Your finances: Investing lump-sum windfalls
Here's a happy headache to have: Money might fall into your lap and you'll have to figure out how to manage it.
There are many reasons for that: Thousands of auto industry retirees have been offered lump-sum pension buyouts. Other workers may be offered early retirements, lump sums in lieu of monthly pension payments, or 401(k) rollovers when they leave their jobs.
Plus, legal settlements, life insurance payouts and the rare big lottery prize. Not to mention inheritances.
Some financial advisers are gearing up programs and products aimed at people who suddenly have enough money to worry about.
Here are some tips from financial professionals:
Decide if you really want it. If you have the choice of a lifetime pension or a lump sum, you may prefer to stick with the pension. That's what almost all of the auto-industry retirees have decided, said David Kudla, a Detroit-area money manager.
There's a reason for that: A company pension often is the cheapest and safest way to get the promise of lifetime income.
Tuck it away safely. There is seldom a reason to rush when you are committing new money to invest. You can keep it all in a bank account. Or you could keep it in a brokerage money market fund or ultra short-term bond fund while you decide how to deploy it.
Think about taxes early.

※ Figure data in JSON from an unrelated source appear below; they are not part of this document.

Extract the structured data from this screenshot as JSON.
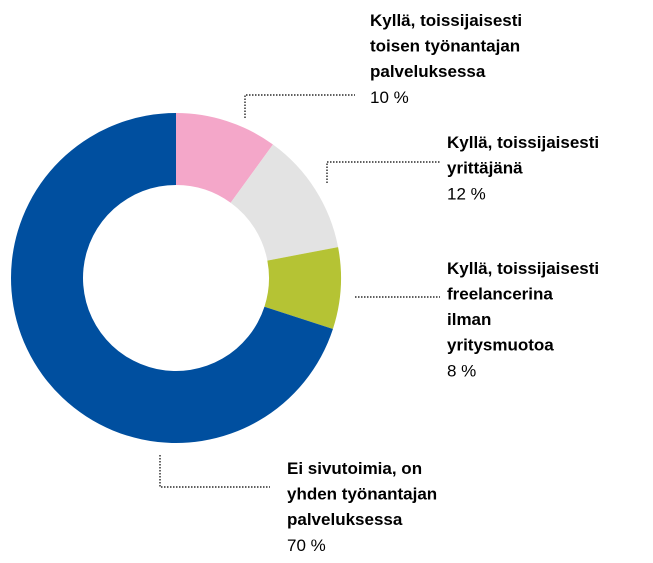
{
  "chart_data": {
    "type": "donut",
    "categories": [
      "Kyllä, toissijaisesti\ntoisen työnantajan\npalveluksessa",
      "Kyllä, toissijaisesti\nyrittäjänä",
      "Kyllä, toissijaisesti\nfreelancerina\nilman\nyritysmuotoa",
      "Ei sivutoimia, on\nyhden työnantajan\npalveluksessa"
    ],
    "values": [
      10,
      12,
      8,
      70
    ],
    "value_labels": [
      "10 %",
      "12 %",
      "8 %",
      "70 %"
    ],
    "colors": [
      "#f4a7c9",
      "#e3e3e3",
      "#b5c334",
      "#004f9f"
    ]
  }
}
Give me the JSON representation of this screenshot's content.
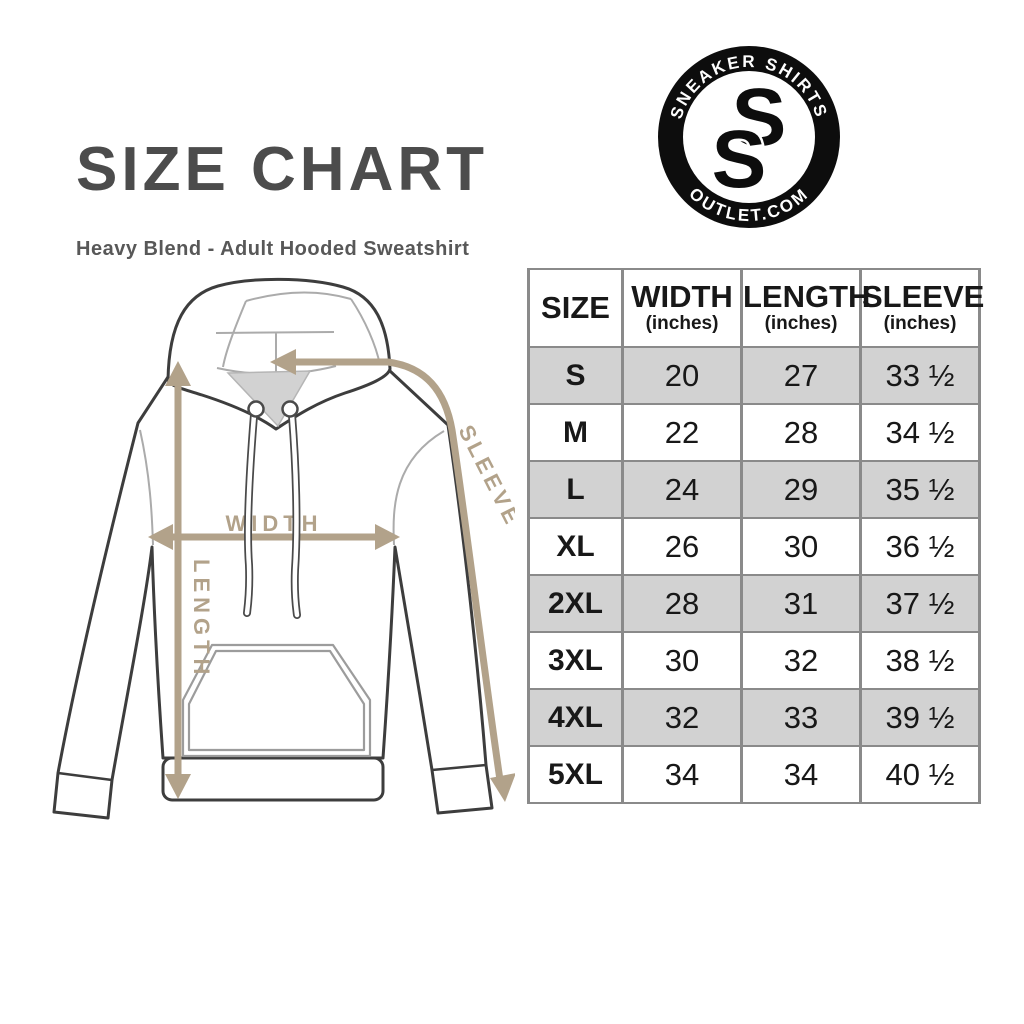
{
  "header": {
    "title": "SIZE CHART",
    "subtitle": "Heavy Blend - Adult Hooded Sweatshirt"
  },
  "logo": {
    "top_text": "SNEAKER SHIRTS",
    "bottom_text": "OUTLET.COM",
    "monogram_letter_1": "S",
    "monogram_letter_2": "S",
    "ring_color": "#0d0d0d",
    "text_color": "#ffffff"
  },
  "diagram": {
    "labels": {
      "width": "WIDTH",
      "length": "LENGTH",
      "sleeve": "SLEEVE"
    },
    "arrow_color": "#b2a28a",
    "outline_color": "#3d3d3d",
    "seam_color": "#ababab"
  },
  "size_table": {
    "columns": [
      {
        "label": "SIZE",
        "sublabel": ""
      },
      {
        "label": "WIDTH",
        "sublabel": "(inches)"
      },
      {
        "label": "LENGTH",
        "sublabel": "(inches)"
      },
      {
        "label": "SLEEVE",
        "sublabel": "(inches)"
      }
    ],
    "rows": [
      {
        "size": "S",
        "width": "20",
        "length": "27",
        "sleeve": "33 ½"
      },
      {
        "size": "M",
        "width": "22",
        "length": "28",
        "sleeve": "34 ½"
      },
      {
        "size": "L",
        "width": "24",
        "length": "29",
        "sleeve": "35 ½"
      },
      {
        "size": "XL",
        "width": "26",
        "length": "30",
        "sleeve": "36 ½"
      },
      {
        "size": "2XL",
        "width": "28",
        "length": "31",
        "sleeve": "37 ½"
      },
      {
        "size": "3XL",
        "width": "30",
        "length": "32",
        "sleeve": "38 ½"
      },
      {
        "size": "4XL",
        "width": "32",
        "length": "33",
        "sleeve": "39 ½"
      },
      {
        "size": "5XL",
        "width": "34",
        "length": "34",
        "sleeve": "40 ½"
      }
    ],
    "stripe_color": "#d2d2d2",
    "border_color": "#8a8a8a"
  }
}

If you're taking a pension distribution or 401(k) payout, make sure you roll it over quickly into an appropriate tax-deferred rollover individual retirement account.
Treat the money as special, but in your own way. You may inherit shares of a company that was important to your parents or grandparents, but that doesn't mean that you should own the stock forever. You can use unwanted shares to make a contribution to a church or organization important to your family, or sell the shares and use some of the money for a valued purpose, such as college or home improvements.

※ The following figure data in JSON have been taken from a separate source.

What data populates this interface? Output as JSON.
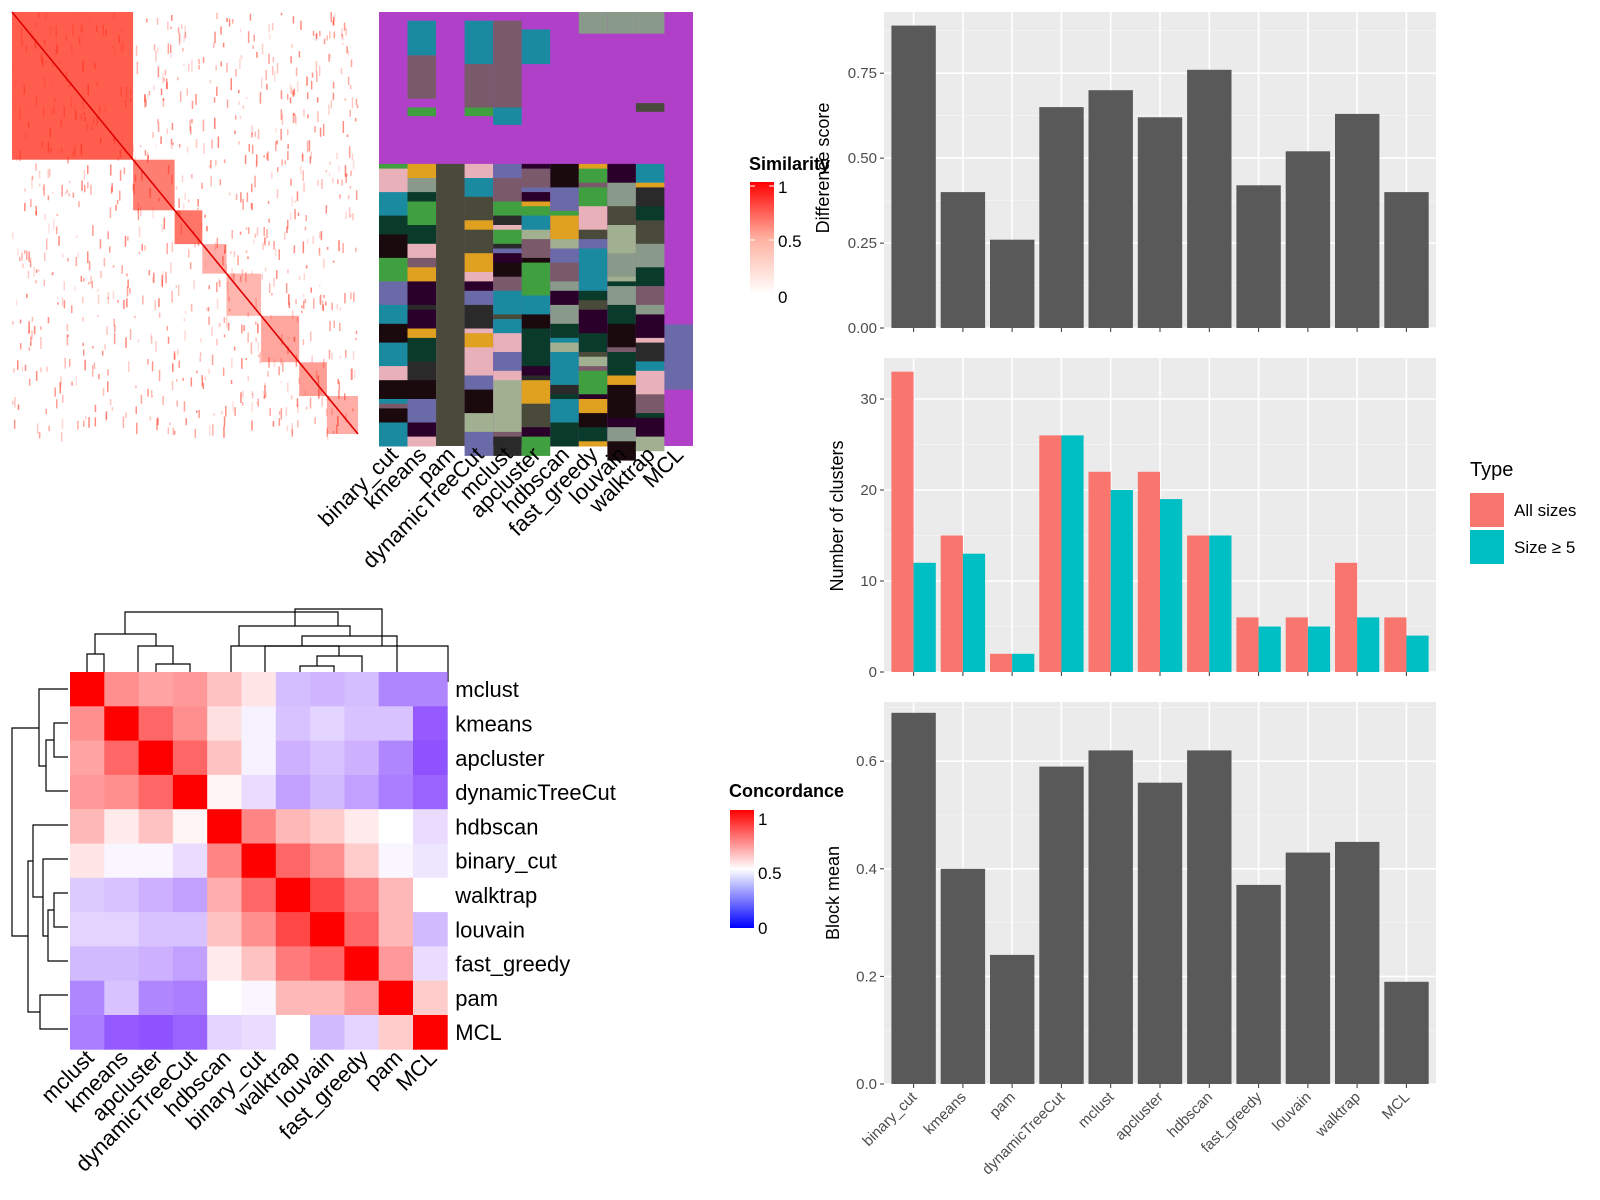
{
  "colors": {
    "panel_bg": "#ebebeb",
    "bar_dark": "#595959",
    "all_sizes": "#f8766d",
    "size5": "#00bfc4",
    "red": "#ff0000",
    "blue": "#0000ff",
    "purple": "#b040c8"
  },
  "chart_data": [
    {
      "type": "heatmap",
      "name": "similarity-heatmap",
      "legend_title": "Similarity",
      "legend_ticks": [
        "1",
        "0.5",
        "0"
      ]
    },
    {
      "type": "heatmap",
      "name": "cluster-assignment-heatmap",
      "columns": [
        "binary_cut",
        "kmeans",
        "pam",
        "dynamicTreeCut",
        "mclust",
        "apcluster",
        "hdbscan",
        "fast_greedy",
        "louvain",
        "walktrap",
        "MCL"
      ]
    },
    {
      "type": "heatmap",
      "name": "concordance-heatmap",
      "legend_title": "Concordance",
      "legend_ticks": [
        "1",
        "0.5",
        "0"
      ],
      "rows": [
        "mclust",
        "kmeans",
        "apcluster",
        "dynamicTreeCut",
        "hdbscan",
        "binary_cut",
        "walktrap",
        "louvain",
        "fast_greedy",
        "pam",
        "MCL"
      ],
      "cols": [
        "mclust",
        "kmeans",
        "apcluster",
        "dynamicTreeCut",
        "hdbscan",
        "binary_cut",
        "walktrap",
        "louvain",
        "fast_greedy",
        "pam",
        "MCL"
      ],
      "values": [
        [
          1.0,
          0.72,
          0.68,
          0.7,
          0.62,
          0.55,
          0.35,
          0.33,
          0.35,
          0.22,
          0.22
        ],
        [
          0.72,
          1.0,
          0.8,
          0.72,
          0.56,
          0.47,
          0.36,
          0.4,
          0.36,
          0.36,
          0.12
        ],
        [
          0.68,
          0.8,
          1.0,
          0.8,
          0.62,
          0.47,
          0.32,
          0.36,
          0.32,
          0.22,
          0.1
        ],
        [
          0.7,
          0.72,
          0.8,
          1.0,
          0.52,
          0.42,
          0.28,
          0.34,
          0.28,
          0.2,
          0.14
        ],
        [
          0.64,
          0.54,
          0.62,
          0.52,
          1.0,
          0.74,
          0.64,
          0.6,
          0.54,
          0.5,
          0.42
        ],
        [
          0.55,
          0.48,
          0.48,
          0.42,
          0.74,
          1.0,
          0.8,
          0.72,
          0.6,
          0.48,
          0.44
        ],
        [
          0.38,
          0.36,
          0.32,
          0.28,
          0.66,
          0.8,
          1.0,
          0.86,
          0.76,
          0.64,
          0.5
        ],
        [
          0.4,
          0.4,
          0.36,
          0.36,
          0.62,
          0.72,
          0.86,
          1.0,
          0.8,
          0.64,
          0.34
        ],
        [
          0.34,
          0.34,
          0.32,
          0.28,
          0.54,
          0.62,
          0.76,
          0.8,
          1.0,
          0.7,
          0.42
        ],
        [
          0.22,
          0.36,
          0.22,
          0.2,
          0.5,
          0.48,
          0.64,
          0.64,
          0.7,
          1.0,
          0.6
        ],
        [
          0.2,
          0.12,
          0.1,
          0.14,
          0.4,
          0.42,
          0.5,
          0.34,
          0.4,
          0.6,
          1.0
        ]
      ]
    },
    {
      "type": "bar",
      "name": "difference-score",
      "categories": [
        "binary_cut",
        "kmeans",
        "pam",
        "dynamicTreeCut",
        "mclust",
        "apcluster",
        "hdbscan",
        "fast_greedy",
        "louvain",
        "walktrap",
        "MCL"
      ],
      "values": [
        0.89,
        0.4,
        0.26,
        0.65,
        0.7,
        0.62,
        0.76,
        0.42,
        0.52,
        0.63,
        0.4
      ],
      "ylabel": "Difference score",
      "ylim": [
        0,
        0.93
      ],
      "yticks": [
        0,
        0.25,
        0.5,
        0.75
      ],
      "ytick_labels": [
        "0.00",
        "0.25",
        "0.50",
        "0.75"
      ]
    },
    {
      "type": "bar",
      "name": "number-of-clusters",
      "categories": [
        "binary_cut",
        "kmeans",
        "pam",
        "dynamicTreeCut",
        "mclust",
        "apcluster",
        "hdbscan",
        "fast_greedy",
        "louvain",
        "walktrap",
        "MCL"
      ],
      "series": [
        {
          "name": "All sizes",
          "values": [
            33,
            15,
            2,
            26,
            22,
            22,
            15,
            6,
            6,
            12,
            6
          ]
        },
        {
          "name": "Size ≥ 5",
          "values": [
            12,
            13,
            2,
            26,
            20,
            19,
            15,
            5,
            5,
            6,
            4
          ]
        }
      ],
      "ylabel": "Number of clusters",
      "ylim": [
        0,
        34.5
      ],
      "yticks": [
        0,
        10,
        20,
        30
      ],
      "ytick_labels": [
        "0",
        "10",
        "20",
        "30"
      ],
      "legend_title": "Type",
      "legend_placement": "right"
    },
    {
      "type": "bar",
      "name": "block-mean",
      "categories": [
        "binary_cut",
        "kmeans",
        "pam",
        "dynamicTreeCut",
        "mclust",
        "apcluster",
        "hdbscan",
        "fast_greedy",
        "louvain",
        "walktrap",
        "MCL"
      ],
      "values": [
        0.69,
        0.4,
        0.24,
        0.59,
        0.62,
        0.56,
        0.62,
        0.37,
        0.43,
        0.45,
        0.19
      ],
      "ylabel": "Block mean",
      "ylim": [
        0,
        0.71
      ],
      "yticks": [
        0,
        0.2,
        0.4,
        0.6
      ],
      "ytick_labels": [
        "0.0",
        "0.2",
        "0.4",
        "0.6"
      ]
    }
  ]
}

Deploy it gradually. Generally speaking, new money should be invested so that it fits your overall retirement and investment strategy. But unless the new money is a very small percentage of everything you own, don't invest it all at once.

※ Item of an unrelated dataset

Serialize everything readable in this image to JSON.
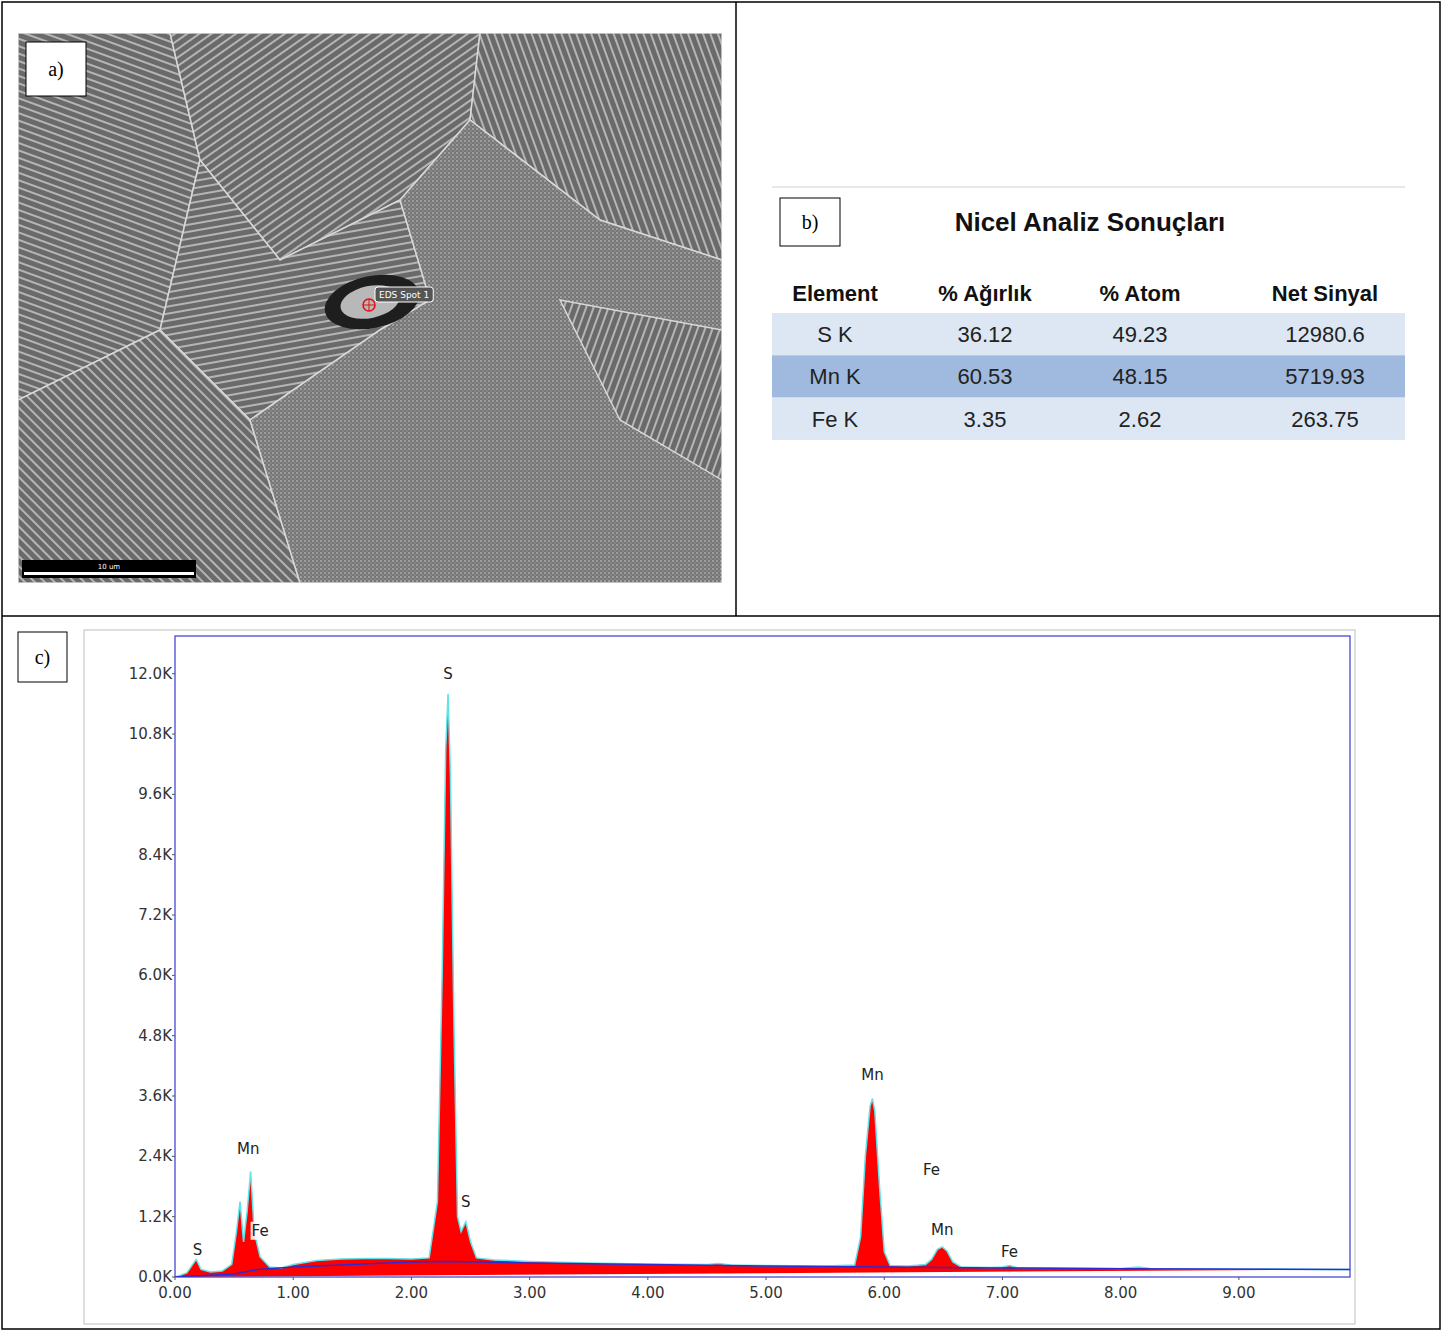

Follow that rule for annuities, too. Rande Spiegelman, vice president of financial planning for the Schwab Center for Financial Research at Charles Schwab Corp., often recommends immediate fixed annuities for retirees with lump sums that they have to make last.
Get help. Especially if you're dealing with a life-changing amount of money, it's good to get impartial advice from a planner who is knowledgeable about taxes and investing and who does not sell products.